Soros Adviser Stiglitz: Rich Manipulate the System

Soros Adviser Stiglitz: Rich Manipulate the System

The Huffington Post breathlessly reported that Joseph Stiglitz, the Nobe Prize-winning economist who is the former Senior Vice President and Chief Economist of the World Bank, says that the super-rich have gotten more expert than they ever were at getting even more wealthy, writing:

What is different today is that the 1 percent now has more knowledge about how to shape preferences and beliefs in ways that enable the wealthy to better advance their cause, and more tools and more resources to do so.

Oh, you mean that the wealthy, who tend to be smarter than the average bear, are actually spending their time with all the tools at their disposal trying to make more money? What the hell are they supposed to be doing?

Who is this guy?

One of the most dangerous men in America, that’s who.

According to Stiglitz, in his book Making Globalization Work, “George Soros has shown that the assistance provided by a single individual can make a difference; surely the concerted efforts of the West, if well directed, could do even more.” 
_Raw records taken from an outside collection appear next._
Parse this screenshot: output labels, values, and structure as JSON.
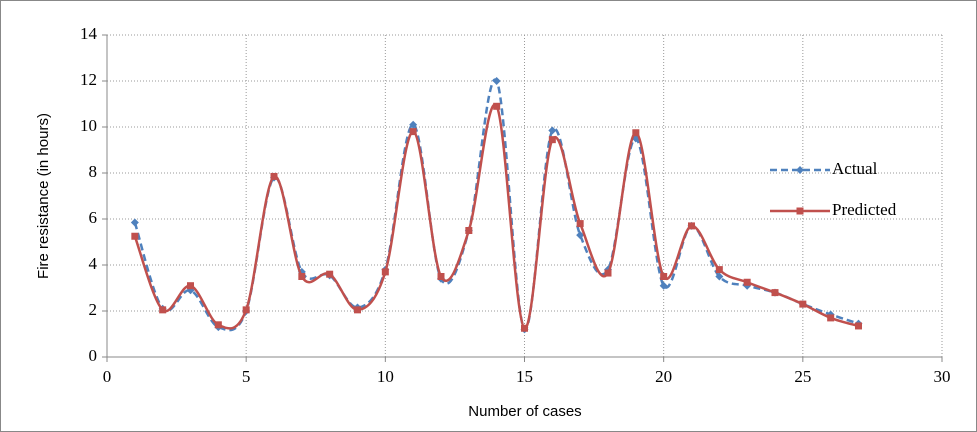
{
  "chart_data": {
    "type": "line",
    "x_label": "Number of cases",
    "y_label": "Fire resistance  (in hours)",
    "x": [
      1,
      2,
      3,
      4,
      5,
      6,
      7,
      8,
      9,
      10,
      11,
      12,
      13,
      14,
      15,
      16,
      17,
      18,
      19,
      20,
      21,
      22,
      23,
      24,
      25,
      26,
      27
    ],
    "series": [
      {
        "name": "Actual",
        "color": "#4f81bd",
        "dash": true,
        "marker": "diamond",
        "values": [
          5.85,
          2.1,
          2.9,
          1.3,
          2.0,
          7.8,
          3.7,
          3.55,
          2.15,
          3.8,
          10.1,
          3.4,
          5.5,
          12.0,
          1.2,
          9.85,
          5.3,
          3.8,
          9.5,
          3.1,
          5.7,
          3.5,
          3.1,
          2.8,
          2.3,
          1.85,
          1.45
        ]
      },
      {
        "name": "Predicted",
        "color": "#c0504d",
        "dash": false,
        "marker": "square",
        "values": [
          5.25,
          2.05,
          3.1,
          1.4,
          2.05,
          7.85,
          3.5,
          3.6,
          2.05,
          3.7,
          9.8,
          3.5,
          5.5,
          10.9,
          1.25,
          9.45,
          5.8,
          3.65,
          9.75,
          3.5,
          5.7,
          3.8,
          3.25,
          2.8,
          2.3,
          1.7,
          1.35
        ]
      }
    ],
    "xlim": [
      0,
      30
    ],
    "xticks": [
      0,
      5,
      10,
      15,
      20,
      25,
      30
    ],
    "ylim": [
      0,
      14
    ],
    "yticks": [
      0,
      2,
      4,
      6,
      8,
      10,
      12,
      14
    ],
    "grid": true,
    "legend": "right"
  }
}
Stiglitz is a prime adviser to George Soros. He is part of the Soros plan to phase out the U.S. dollar as the international reserve currency and bring the U.S. into a system of international socialism. He was chairman of the Council of Economic Advisors in the Clinton Administration. At the first meeting of the Socialist International Commission on Global Financial Issues, held in Vienna, Austria, on November 3, 2008, Stiglitz was the chairman.

Stiglitz has said he wants to generate hundreds of billions of dollars in what he calls “global greenbacks,” which he calls “global money” and would be one of several “innovative approaches to financing economic development [which] need to be tested.” Which countries would get these “global greenbacks,” and how would they be distributed?

Funds would be allocated to different countries on the basis of their income and population (consistent with principles of social justice, poorer countries would get a larger allocation per capita).

Funds would be distributed through international institutions, either existing ones or newly created ‘special trust funds’ established under the auspices of the United Nations…

Stiglitz has written:

Globalization entails the closer integration of the countries of the world; this closer integration entails more interdependence, and this greater interdependence requires more collective action. Global public goods, the benefits of which accrue to all within the global community become more important. These include, for instance, health (funding a vaccine against malaria or AIDS, and the environment (reducing greenhouse gas emissions, maintaining biodiversity in rainforests). These should be first priorities for the funds.

Read: global taxation. He also believes the global monetary system of the world should be reformed in order to produce funds to “promote development, fight poverty, and provide better education and health for all.”  He says that global currency reserves — U.S. dollars held by various nations, especially China — should be transformed into “a new international currency.” He believes more funds could be raised by “auctioning off fishing rights, or the right to extract natural resources beneath the sea.”

Stiglitz was appointed by U.N. General Assembly President Miguel D’Escoto to review the global financial system. D’Escoto is the former foreign minister of Communist Sandinista Nicaragua who advocates Marxist-oriented liberation theology and won the Lenin Peace Prize from the old Soviet Union.

If there’s any way to ruin the incentives that the capitalist system has built in, Stiglitz will find it. And if there’s any way that he can help Barack Obama and George Soros reach their socialist goals, Stiglitz will find that, too.